TWO years ago, those Atlantans entrusted with organising the 1996 Olympics placed a large neon sign 30 ft above the traffic on the downtown connector in southern Atlanta. Every day the sign counted down the days to the Olympics. Yesterday the sign bore no numbers, just a simple message. It's here.
It's here. Atlanta took the torch yesterday, said they all to the world and lit up the American south for a 17 day long party while 3.5 billion watched. The American president came. The world came. NBC television celebrated by covering the opening without advertisements from the time the US team entered the stadium. Fifty five whole minutes without advertisements.
Medical centres around Atlanta yesterday reported a sharp increase in the numbers of visitors being treated for heat stresses as the heat index, a calculation which expresses both temperature and humidity, rose well above 100F in mid afternoon.

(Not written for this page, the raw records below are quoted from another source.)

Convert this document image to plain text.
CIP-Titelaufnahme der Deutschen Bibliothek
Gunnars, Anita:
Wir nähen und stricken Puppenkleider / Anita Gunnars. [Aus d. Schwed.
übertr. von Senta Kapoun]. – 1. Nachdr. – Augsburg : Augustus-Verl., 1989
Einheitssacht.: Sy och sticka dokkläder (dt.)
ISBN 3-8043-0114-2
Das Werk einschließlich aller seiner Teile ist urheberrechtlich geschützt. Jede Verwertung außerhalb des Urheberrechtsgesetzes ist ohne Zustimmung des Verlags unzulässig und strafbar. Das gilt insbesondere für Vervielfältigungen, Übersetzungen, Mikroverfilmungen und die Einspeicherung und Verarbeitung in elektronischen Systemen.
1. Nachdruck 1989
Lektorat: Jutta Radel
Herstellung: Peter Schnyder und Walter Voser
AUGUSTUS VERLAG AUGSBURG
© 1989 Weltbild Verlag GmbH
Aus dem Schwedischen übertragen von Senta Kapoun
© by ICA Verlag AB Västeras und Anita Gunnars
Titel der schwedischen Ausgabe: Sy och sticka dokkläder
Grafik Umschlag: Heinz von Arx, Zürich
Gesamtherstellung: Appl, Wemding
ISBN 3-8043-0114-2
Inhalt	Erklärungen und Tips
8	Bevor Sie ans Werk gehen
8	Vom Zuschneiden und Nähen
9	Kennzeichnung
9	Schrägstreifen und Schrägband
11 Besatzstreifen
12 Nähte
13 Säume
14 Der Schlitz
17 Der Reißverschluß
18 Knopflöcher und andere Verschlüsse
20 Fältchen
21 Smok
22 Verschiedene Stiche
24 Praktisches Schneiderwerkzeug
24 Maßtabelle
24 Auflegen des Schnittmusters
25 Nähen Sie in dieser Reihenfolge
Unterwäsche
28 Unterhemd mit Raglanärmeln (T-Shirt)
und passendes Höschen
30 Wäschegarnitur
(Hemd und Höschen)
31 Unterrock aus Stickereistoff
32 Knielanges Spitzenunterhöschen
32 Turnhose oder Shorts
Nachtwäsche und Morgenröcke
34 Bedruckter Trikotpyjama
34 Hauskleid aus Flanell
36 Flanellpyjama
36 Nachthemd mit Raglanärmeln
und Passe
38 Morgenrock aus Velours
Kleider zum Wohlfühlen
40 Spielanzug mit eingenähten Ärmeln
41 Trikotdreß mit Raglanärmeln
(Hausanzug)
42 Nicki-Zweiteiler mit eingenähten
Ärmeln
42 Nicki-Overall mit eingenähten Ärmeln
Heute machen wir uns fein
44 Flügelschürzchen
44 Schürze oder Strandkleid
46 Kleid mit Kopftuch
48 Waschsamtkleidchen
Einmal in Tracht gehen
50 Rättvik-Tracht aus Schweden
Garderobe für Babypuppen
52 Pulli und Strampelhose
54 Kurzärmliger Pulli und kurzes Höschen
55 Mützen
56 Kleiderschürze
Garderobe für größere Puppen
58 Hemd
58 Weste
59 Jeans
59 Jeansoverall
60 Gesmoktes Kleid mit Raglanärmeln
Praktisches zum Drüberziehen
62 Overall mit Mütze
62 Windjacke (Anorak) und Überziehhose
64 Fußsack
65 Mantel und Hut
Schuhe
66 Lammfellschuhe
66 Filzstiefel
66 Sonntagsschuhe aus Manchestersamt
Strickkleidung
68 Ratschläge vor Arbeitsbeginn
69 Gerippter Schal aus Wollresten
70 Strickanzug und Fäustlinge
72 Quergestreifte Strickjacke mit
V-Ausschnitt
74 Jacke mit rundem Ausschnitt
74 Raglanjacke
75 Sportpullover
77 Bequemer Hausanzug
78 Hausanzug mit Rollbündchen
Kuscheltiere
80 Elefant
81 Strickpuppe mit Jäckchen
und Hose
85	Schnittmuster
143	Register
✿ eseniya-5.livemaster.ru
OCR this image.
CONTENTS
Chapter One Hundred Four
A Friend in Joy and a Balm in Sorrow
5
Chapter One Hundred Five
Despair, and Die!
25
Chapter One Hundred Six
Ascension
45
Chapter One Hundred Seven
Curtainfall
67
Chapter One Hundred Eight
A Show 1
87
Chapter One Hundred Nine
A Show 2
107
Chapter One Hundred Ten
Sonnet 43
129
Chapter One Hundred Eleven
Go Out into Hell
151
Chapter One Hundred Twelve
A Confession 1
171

The rumour mill, meanwhile, continued to hum like a buzzsaw.
In the early morning it seemed as if Michelle Smith might after all be permitted to compete in the 400 metres freestyle event.
By lunchtime the swimming authorities (FINA) had decided that she could not. By early afternoon an appeal had failed. Under those circumstances Smith would now compete in the 100 and 200 metres butterfly events and the 200 and 400 metre individual medley events.
However, late yesterday evening it was suggested that ACOG, the games organisers, had located an error in its entry system and will permit the case to be reviewed again at IOC level this morning.
Either way, Smith's schedule begins with the 400 metre individual medley heats and finals this evening. She will be just one of hundreds of athletes today for whom the long, long wait finishes with the first medal of these Olympics due to be claimed by one of the competitors in the women's 10 mm air rifle event.
At last the drumroll is over. The best part of the Olympic Games has always been the Games themselves.